0
votes

I need to create relationships between all the nodes, which have the same property values.

For example I can use the following query:

match (p1:Person), (p2:Person)
where p1 <> p2 and p1.someproperty = p2.someproperty
merge(p1)-[r:Relationship]-(p2)
return p1,r, p2

But if I have about 200k of nodes, this script running quite long.

Are there any other faster ways to create such relationships?

Thanks

1

1 Answers

2
votes

The query you wrote first creates a cartesian product between all pairings of person nodes, then does filtering on each pairing to find the ones that are actually related, then creates the relationship. That is very expensive, an n^2 operation.

Instead, you may want to go through all Person nodes just once, and find the corresponding person node with the property, and create the relationship.

Also, you should see greatly increased performance if you have either an index or unique constraint on the property in question, otherwise it will be a node scan over all nodes in that label with each comparison, another contributing factor to the slow query.

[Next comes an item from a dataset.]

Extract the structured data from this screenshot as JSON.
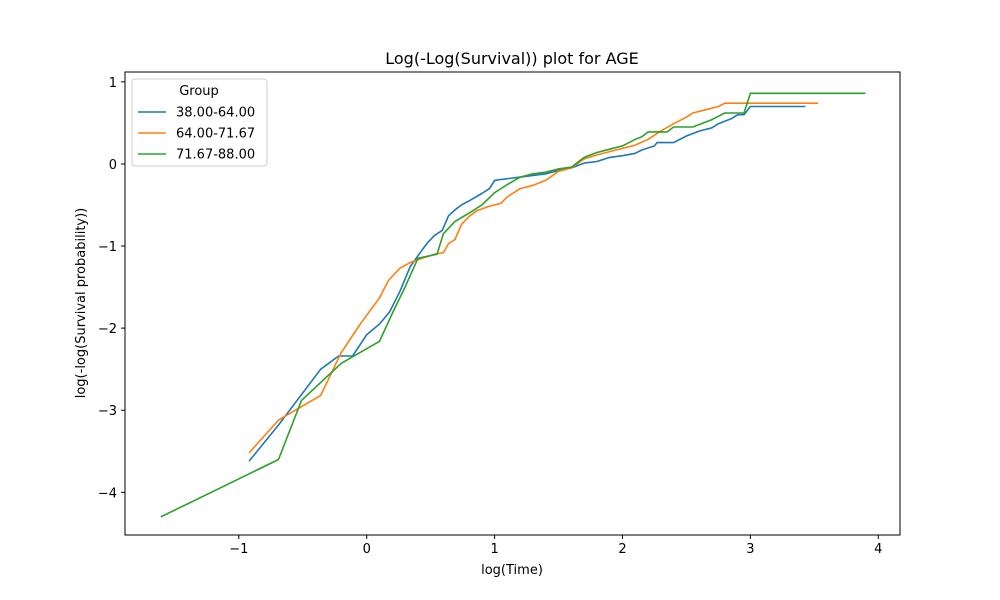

Also, I encourage you not to return the nodes and relationship if possible, assuming that it's in the neighborhood of thousands or hundreds of thousands of results. That's probably another factor.

match (p1:Person)
with p1
match (p2:Person)
where p2.someproperty = p1.someproperty and p1 <> p2
merge(p1)-[r:Relationship]-(p2)

You should be able to EXPLAIN both this query and your old one and see how they're both going to run.